This script loads in predicted adipose cell-type proportions and investigates how they changed during the intervention.
Load required packages
library(tidyverse)
library(SummarizedExperiment)
library(lmerTest)
library(lme4)
Format cell type data
load("../GOTO_Data/Cell_Counts/Fat/DIMENSION-GOTO_fat-counts-targets.RData")
deconv <- targets %>%
dplyr::select(IOP2_ID, timepoint, adipocytes,
cd4, MVEC, m1_macro, m2_macro) %>%
mutate(timepoint = ifelse(timepoint == "after", 1, 0))
Make factors
deconv$timepoint <- as.factor(deconv$timepoint)
deconv$IOP2_ID <- as.factor(deconv$IOP2_ID)
Load data
load("../GOTO_Data/GOTO_targets-filtered.Rdata")

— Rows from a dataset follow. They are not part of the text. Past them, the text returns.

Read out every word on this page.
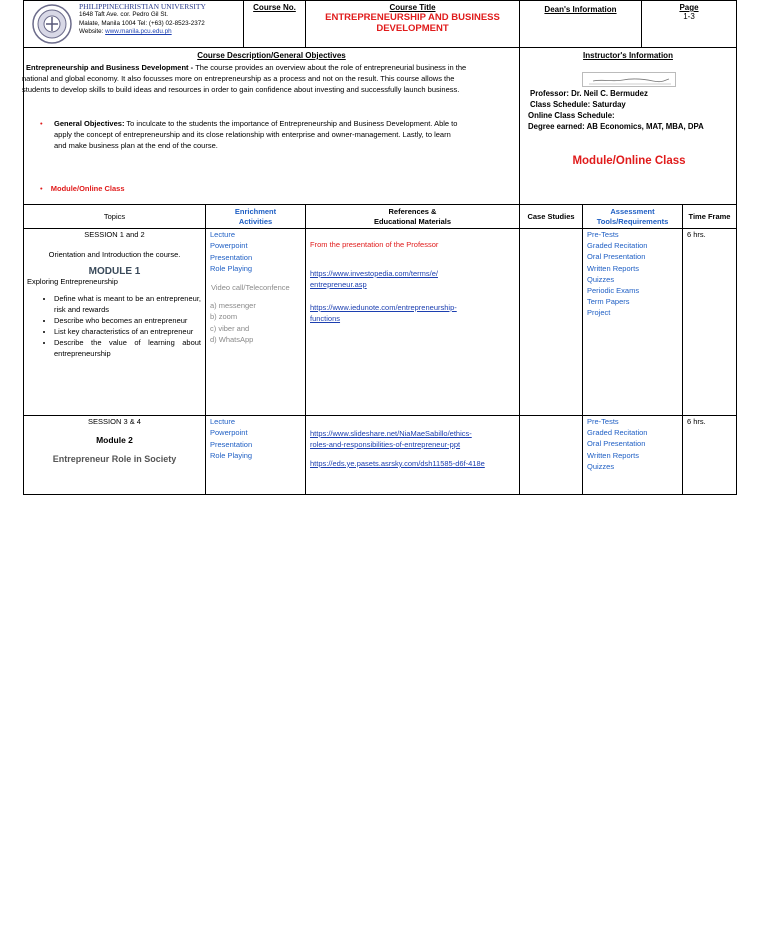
PHILIPPINECHRISTIAN UNIVERSITY
1648 Taft Ave. cor. Pedro Gil St.
Malate, Manila 1004 Tel: (+63) 02-8523-2372
Website: www.manila.pcu.edu.ph
Course No.	Course Title
ENTREPRENEURSHIP AND BUSINESS
DEVELOPMENT
Dean's Information	Page
1-3
Course Description/General Objectives
Entrepreneurship and Business Development - The course provides an overview about the role of entrepreneurial business in the
national and global economy. It also focusses more on entrepreneurship as a process and not on the result. This course allows the
students to develop skills to build ideas and resources in order to gain confidence about investing and successfully launch business.
• General Objectives: To inculcate to the students the importance of Entrepreneurship and Business Development. Able to
apply the concept of entrepreneurship and its close relationship with enterprise and owner-management. Lastly, to learn
and make business plan at the end of the course.
• Module/Online Class
Instructor's Information
Professor: Dr. Neil C. Bermudez
Class Schedule: Saturday
Online Class Schedule:
Degree earned: AB Economics, MAT, MBA, DPA
Module/Online Class
Topics
Enrichment
Activities
References &
Educational Materials
Case Studies
Assessment
Tools/Requirements
Time Frame
SESSION 1 and 2
Orientation and Introduction the course.
MODULE 1
Exploring Entrepreneurship
• Define what is meant to be an entrepreneur, risk and rewards
• Describe who becomes an entrepreneur
• List key characteristics of an entrepreneur
• Describe the value of learning about entrepreneurship
Lecture
Powerpoint
Presentation
Role Playing
Video call/Teleconfence
a) messenger
b) zoom
c) viber and
d) WhatsApp
From the presentation of the Professor
https://www.investopedia.com/terms/e/
entrepreneur.asp
https://www.iedunote.com/entrepreneurship-
functions
Pre-Tests
Graded Recitation
Oral Presentation
Written Reports
Quizzes
Periodic Exams
Term Papers
Project
6 hrs.
SESSION 3 & 4
Module 2
Entrepreneur Role in Society
Lecture
Powerpoint
Presentation
Role Playing
https://www.slideshare.net/NiaMaeSabillo/ethics-
roles-and-responsibilities-of-entrepreneur-ppt
https://eds.ye.pasets.asrsky.com/dsh11585-d6f-418e
Pre-Tests
Graded Recitation
Oral Presentation
Written Reports
Quizzes
6 hrs.
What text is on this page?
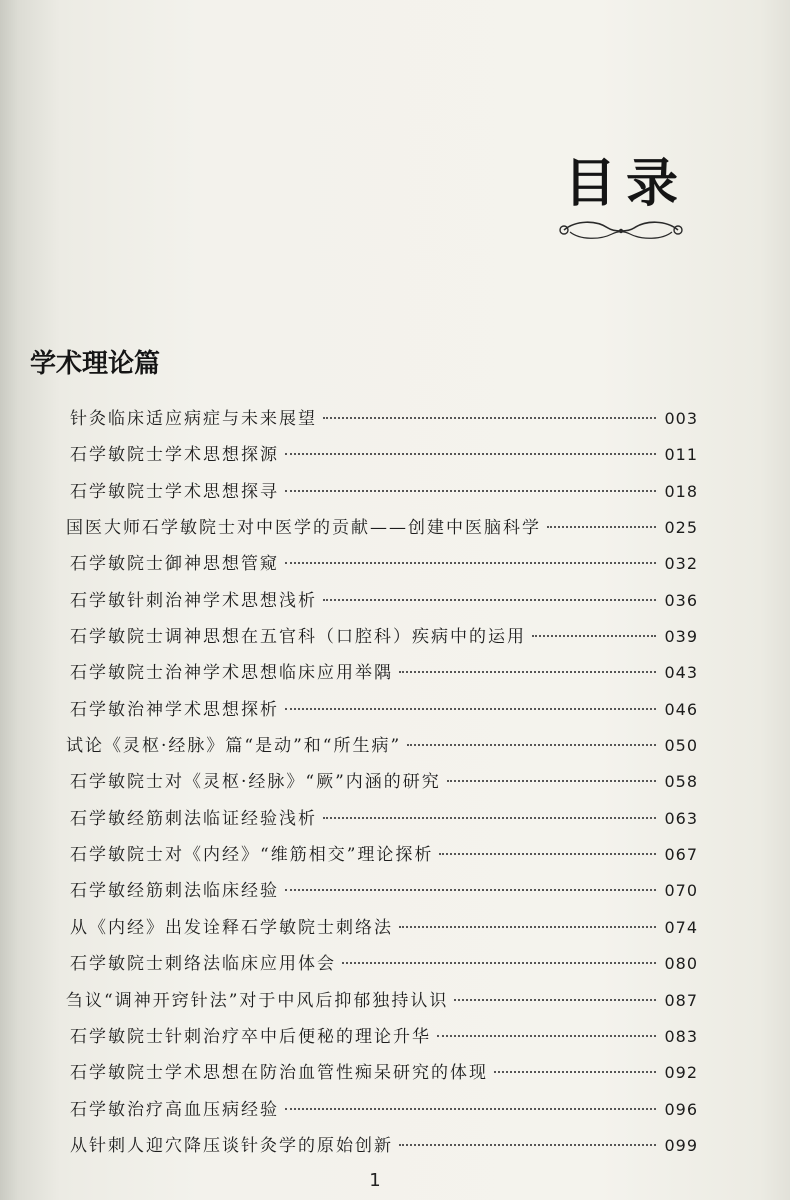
目录
学术理论篇
针灸临床适应病症与未来展望	003
石学敏院士学术思想探源	011
石学敏院士学术思想探寻	018
国医大师石学敏院士对中医学的贡献——创建中医脑科学	025
石学敏院士御神思想管窥	032
石学敏针刺治神学术思想浅析	036
石学敏院士调神思想在五官科（口腔科）疾病中的运用	039
石学敏院士治神学术思想临床应用举隅	043
石学敏治神学术思想探析	046
试论《灵枢·经脉》篇“是动”和“所生病”	050
石学敏院士对《灵枢·经脉》“厥”内涵的研究	058
石学敏经筋刺法临证经验浅析	063
石学敏院士对《内经》“维筋相交”理论探析	067
石学敏经筋刺法临床经验	070
从《内经》出发诠释石学敏院士刺络法	074
石学敏院士刺络法临床应用体会	080
刍议“调神开窍针法”对于中风后抑郁独持认识	087
石学敏院士针刺治疗卒中后便秘的理论升华	083
石学敏院士学术思想在防治血管性痴呆研究的体现	092
石学敏治疗高血压病经验	096
从针刺人迎穴降压谈针灸学的原始创新	099
1
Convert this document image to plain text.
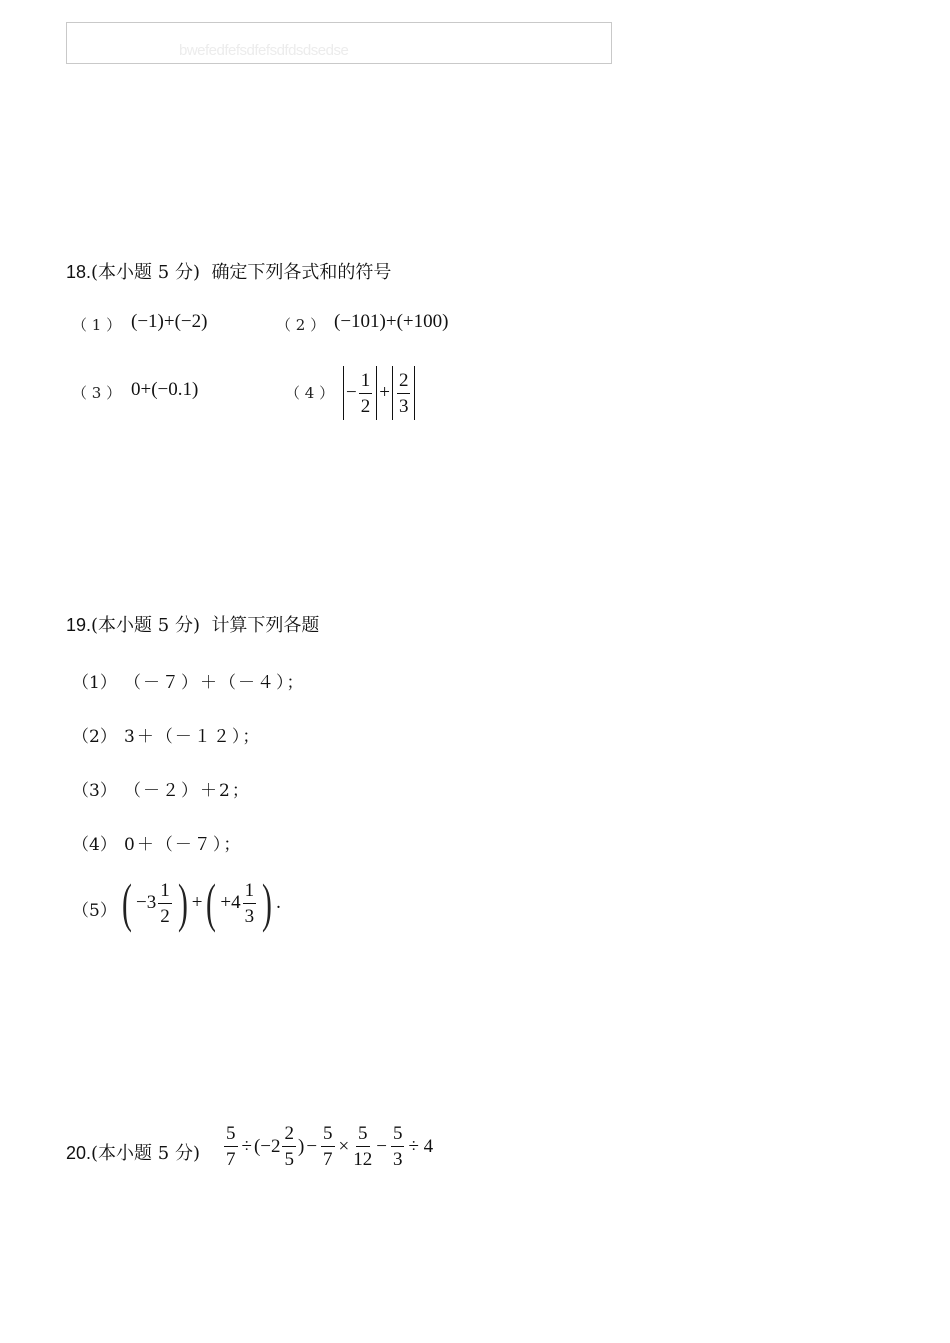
bwefedfefsdfefsdfdsdsedse
18.(本小题 5 分) 确定下列各式和的符号
（ 1 ） (−1)+(−2)	（ 2 ） (−101)+(+100)
（ 3 ） 0+(−0.1)	（ 4 ） − $\frac{1}{2} + \frac{2}{3}$
19.(本小题 5 分) 计算下列各题
（1） （－７）＋（－４）；
（2） 3＋（－１２）；
（3） （－２）＋2；
（4） 0＋（－７）；
（5） ( $-3 \frac{1}{2}$ ) + ( $+4 \frac{1}{3}$ ) .
20.(本小题 5 分) $\frac{5}{7} \div (-2 \frac{2}{5}$ ) − $\frac{5}{7} \times \frac{5}{12} - \frac{5}{3} \div 4$
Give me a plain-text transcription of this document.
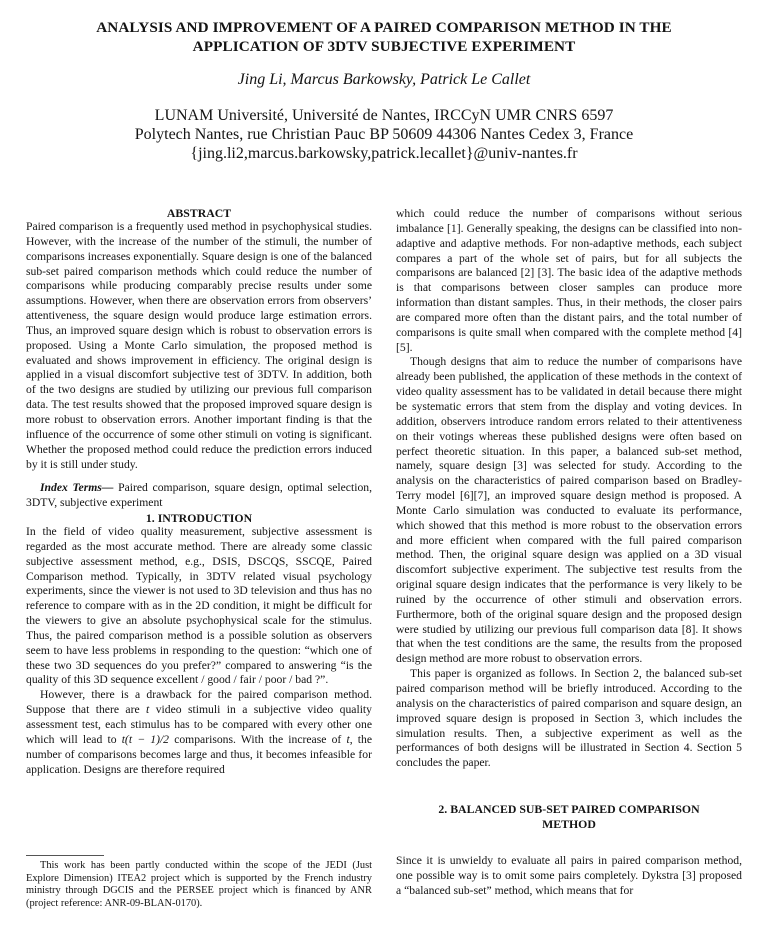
ANALYSIS AND IMPROVEMENT OF A PAIRED COMPARISON METHOD IN THE
APPLICATION OF 3DTV SUBJECTIVE EXPERIMENT
Jing Li, Marcus Barkowsky, Patrick Le Callet
LUNAM Université, Université de Nantes, IRCCyN UMR CNRS 6597
Polytech Nantes, rue Christian Pauc BP 50609 44306 Nantes Cedex 3, France
{jing.li2,marcus.barkowsky,patrick.lecallet}@univ-nantes.fr

ABSTRACT

Paired comparison is a frequently used method in psychophysical studies. However, with the increase of the number of the stimuli, the number of comparisons increases exponentially. Square design is one of the balanced sub-set paired comparison methods which could reduce the number of comparisons while producing comparably precise results under some assumptions. However, when there are observation errors from observers’ attentiveness, the square design would produce large estimation errors. Thus, an improved square design which is robust to observation errors is proposed. Using a Monte Carlo simulation, the proposed method is evaluated and shows improvement in efficiency. The original design is applied in a visual discomfort subjective test of 3DTV. In addition, both of the two designs are studied by utilizing our previous full comparison data. The test results showed that the proposed improved square design is more robust to observation errors. Another important finding is that the influence of the occurrence of some other stimuli on voting is significant. Whether the proposed method could reduce the prediction errors induced by it is still under study.

Index Terms— Paired comparison, square design, optimal selection, 3DTV, subjective experiment

1. INTRODUCTION

In the field of video quality measurement, subjective assessment is regarded as the most accurate method. There are already some classic subjective assessment method, e.g., DSIS, DSCQS, SSCQE, Paired Comparison method. Typically, in 3DTV related visual psychology experiments, since the viewer is not used to 3D television and thus has no reference to compare with as in the 2D condition, it might be difficult for the viewers to give an absolute psychophysical scale for the stimulus. Thus, the paired comparison method is a possible solution as observers seem to have less problems in responding to the question: “which one of these two 3D sequences do you prefer?” compared to answering “is the quality of this 3D sequence excellent / good / fair / poor / bad ?”.

However, there is a drawback for the paired comparison method. Suppose that there are t video stimuli in a subjective video quality assessment test, each stimulus has to be compared with every other one which will lead to t(t − 1)/2 comparisons. With the increase of t, the number of comparisons becomes large and thus, it becomes infeasible for application. Designs are therefore required

This work has been partly conducted within the scope of the JEDI (Just Explore Dimension) ITEA2 project which is supported by the French industry ministry through DGCIS and the PERSEE project which is financed by ANR (project reference: ANR-09-BLAN-0170).

which could reduce the number of comparisons without serious imbalance [1]. Generally speaking, the designs can be classified into non-adaptive and adaptive methods. For non-adaptive methods, each subject compares a part of the whole set of pairs, but for all subjects the comparisons are balanced [2] [3]. The basic idea of the adaptive methods is that comparisons between closer samples can produce more information than distant samples. Thus, in their methods, the closer pairs are compared more often than the distant pairs, and the total number of comparisons is quite small when compared with the complete method [4] [5].

Though designs that aim to reduce the number of comparisons have already been published, the application of these methods in the context of video quality assessment has to be validated in detail because there might be systematic errors that stem from the display and voting devices. In addition, observers introduce random errors related to their attentiveness on their votings whereas these published designs were often based on perfect theoretic situation. In this paper, a balanced sub-set method, namely, square design [3] was selected for study. According to the analysis on the characteristics of paired comparison based on Bradley-Terry model [6][7], an improved square design method is proposed. A Monte Carlo simulation was conducted to evaluate its performance, which showed that this method is more robust to the observation errors and more efficient when compared with the full paired comparison method. Then, the original square design was applied on a 3D visual discomfort subjective experiment. The subjective test results from the original square design indicates that the performance is very likely to be ruined by the occurrence of other stimuli and observation errors. Furthermore, both of the original square design and the proposed design were studied by utilizing our previous full comparison data [8]. It shows that when the test conditions are the same, the results from the proposed design method are more robust to observation errors.

This paper is organized as follows. In Section 2, the balanced sub-set paired comparison method will be briefly introduced. According to the analysis on the characteristics of paired comparison and square design, an improved square design is proposed in Section 3, which includes the simulation results. Then, a subjective experiment as well as the performances of both designs will be illustrated in Section 4. Section 5 concludes the paper.

2. BALANCED SUB-SET PAIRED COMPARISON
METHOD

Since it is unwieldy to evaluate all pairs in paired comparison method, one possible way is to omit some pairs completely. Dykstra [3] proposed a “balanced sub-set” method, which means that for
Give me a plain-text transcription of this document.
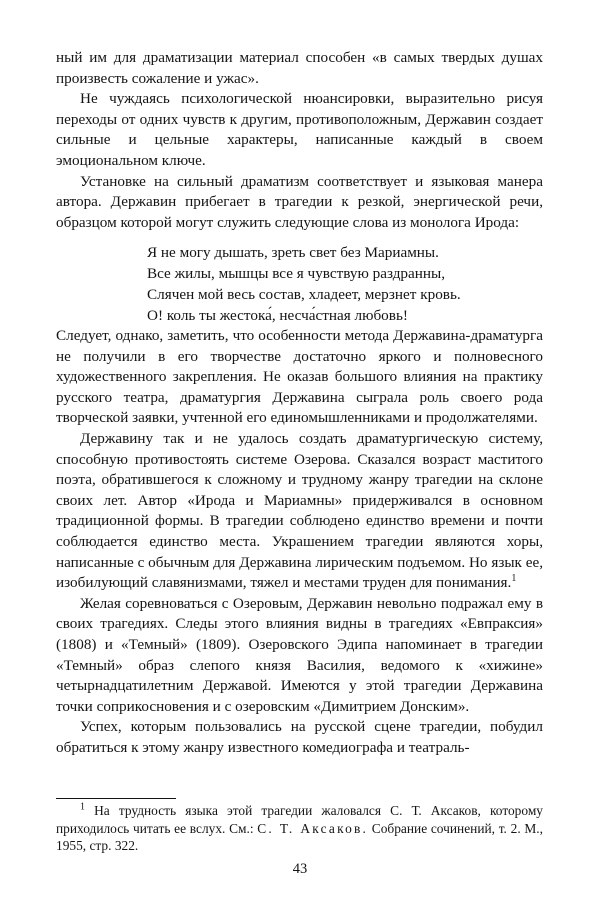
ный им для драматизации материал способен «в самых твердых душах произвесть сожаление и ужас».

Не чуждаясь психологической нюансировки, выразительно рисуя переходы от одних чувств к другим, противоположным, Державин создает сильные и цельные характеры, написанные каждый в своем эмоциональном ключе.

Установке на сильный драматизм соответствует и языковая манера автора. Державин прибегает в трагедии к резкой, энергической речи, образцом которой могут служить следующие слова из монолога Ирода:

Я не могу дышать, зреть свет без Мариамны.

Все жилы, мышцы все я чувствую раздранны,

Слячен мой весь состав, хладеет, мерзнет кровь.

О! коль ты жестока́, несча́стная любовь!

Следует, однако, заметить, что особенности метода Державина-драматурга не получили в его творчестве достаточно яркого и полновесного художественного закрепления. Не оказав большого влияния на практику русского театра, драматургия Державина сыграла роль своего рода творческой заявки, учтенной его единомышленниками и продолжателями.

Державину так и не удалось создать драматургическую систему, способную противостоять системе Озерова. Сказался возраст маститого поэта, обратившегося к сложному и трудному жанру трагедии на склоне своих лет. Автор «Ирода и Мариамны» придерживался в основном традиционной формы. В трагедии соблюдено единство времени и почти соблюдается единство места. Украшением трагедии являются хоры, написанные с обычным для Державина лирическим подъемом. Но язык ее, изобилующий славянизмами, тяжел и местами труден для понимания.$^1$

Желая соревноваться с Озеровым, Державин невольно подражал ему в своих трагедиях. Следы этого влияния видны в трагедиях «Евпраксия» (1808) и «Темный» (1809). Озеровского Эдипа напоминает в трагедии «Темный» образ слепого князя Василия, ведомого к «хижине» четырнадцатилетним Державой. Имеются у этой трагедии Державина точки соприкосновения и с озеровским «Димитрием Донским».

Успех, которым пользовались на русской сцене трагедии, побудил обратиться к этому жанру известного комедиографа и театраль-

$^1$ На трудность языка этой трагедии жаловался С. Т. Аксаков, которому приходилось читать ее вслух. См.: С. Т. Аксаков. Собрание сочинений, т. 2. М., 1955, стр. 322.

43
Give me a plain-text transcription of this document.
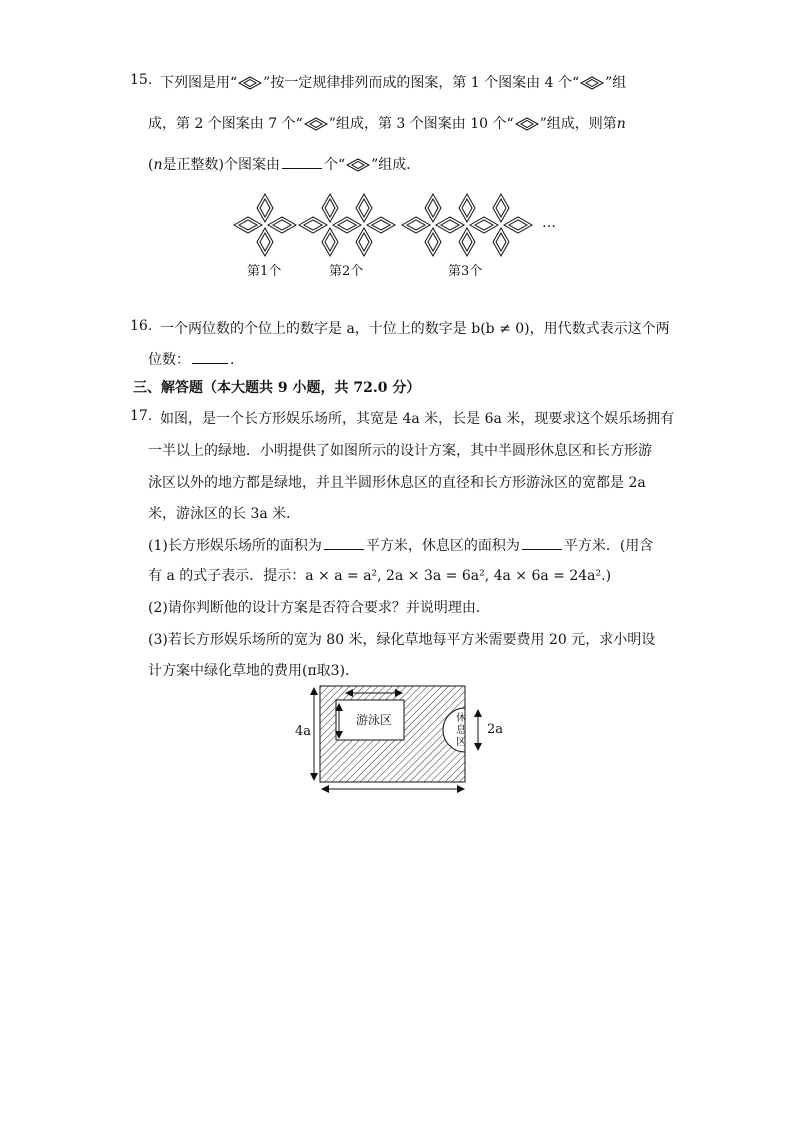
15. 下列图是用“ ”按一定规律排列而成的图案，第 1 个图案由 4 个“ ”组
成，第 2 个图案由 7 个“ ”组成，第 3 个图案由 10 个“ ”组成，则第n
(n是正整数)个图案由	个“ ”组成．
…
第1个	第2个	第3个
16. 一个两位数的个位上的数字是 a，十位上的数字是 b(b ≠ 0)，用代数式表示这个两
位数：	．
三、解答题（本大题共 9 小题，共 72.0 分）
17. 如图，是一个长方形娱乐场所，其宽是 4a 米，长是 6a 米，现要求这个娱乐场拥有
一半以上的绿地．小明提供了如图所示的设计方案，其中半圆形休息区和长方形游
泳区以外的地方都是绿地，并且半圆形休息区的直径和长方形游泳区的宽都是 2a
米，游泳区的长 3a 米．
(1)长方形娱乐场所的面积为	平方米，休息区的面积为	平方米．(用含
有 a 的式子表示．提示：a × a = a², 2a × 3a = 6a², 4a × 6a = 24a².)
(2)请你判断他的设计方案是否符合要求？并说明理由．
(3)若长方形娱乐场所的宽为 80 米，绿化草地每平方米需要费用 20 元，求小明设
计方案中绿化草地的费用(π取3)．
游泳区	休
息
区
4a	2a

load("../GOTO_Data/GOTO_methData-filtered.Rdata")
Merge
targets <- left_join(targets, deconv, by=c("IOP2_ID", "timepoint"))
Save
colData(methData) <- DataFrame(targets)
save(targets, file='../GOTO_Data/GOTO_targets-filtered.Rdata')
save(methData, file="../GOTO_Data/GOTO_methData-filtered.Rdata")
Save cell names
cell_names <- c("adipocytes", "cd4",
"MVEC", "m1_macro",
"m2_macro")
Keep only adipose samples
targets <- targets %>% filter(tissue == 'fat')
summary(targets[,cell_names])
## adipocytes cd4 MVEC m1_macro
## Min. :53.46 Min. :0.00000 Min. : 5.267 Min. :0.00000
## 1st Qu.:66.21 1st Qu.:0.00000 1st Qu.:18.109 1st Qu.:0.00000
## Median :72.24 Median :0.00000 Median :24.885 Median :0.00000
## Mean :72.27 Mean :0.10949 Mean :24.209 Mean :0.04909
## 3rd Qu.:79.06 3rd Qu.:0.07108 3rd Qu.:29.431 3rd Qu.:0.01140
## Max. :92.63 Max. :3.83051 Max. :41.492 Max. :2.65574
## NA's :28 NA's :28 NA's :28 NA's :28
## m2_macro
## Min. : 0.000
## 1st Qu.: 1.870
## Median : 2.903
## Mean : 3.358
## 3rd Qu.: 4.485
## Max. :12.565
## NA's :28
Run models
for(i in cell_names){
base_mean <- mean((targets %>%
filter(timepoint == 0) %>%
dplyr::select(all_of(i)))[,1], na.rm=TRUE)
base_sd <- sd((targets %>%
filter(timepoint == 0) %>%
dplyr::select(all_of(i)))[,1], na.rm=TRUE)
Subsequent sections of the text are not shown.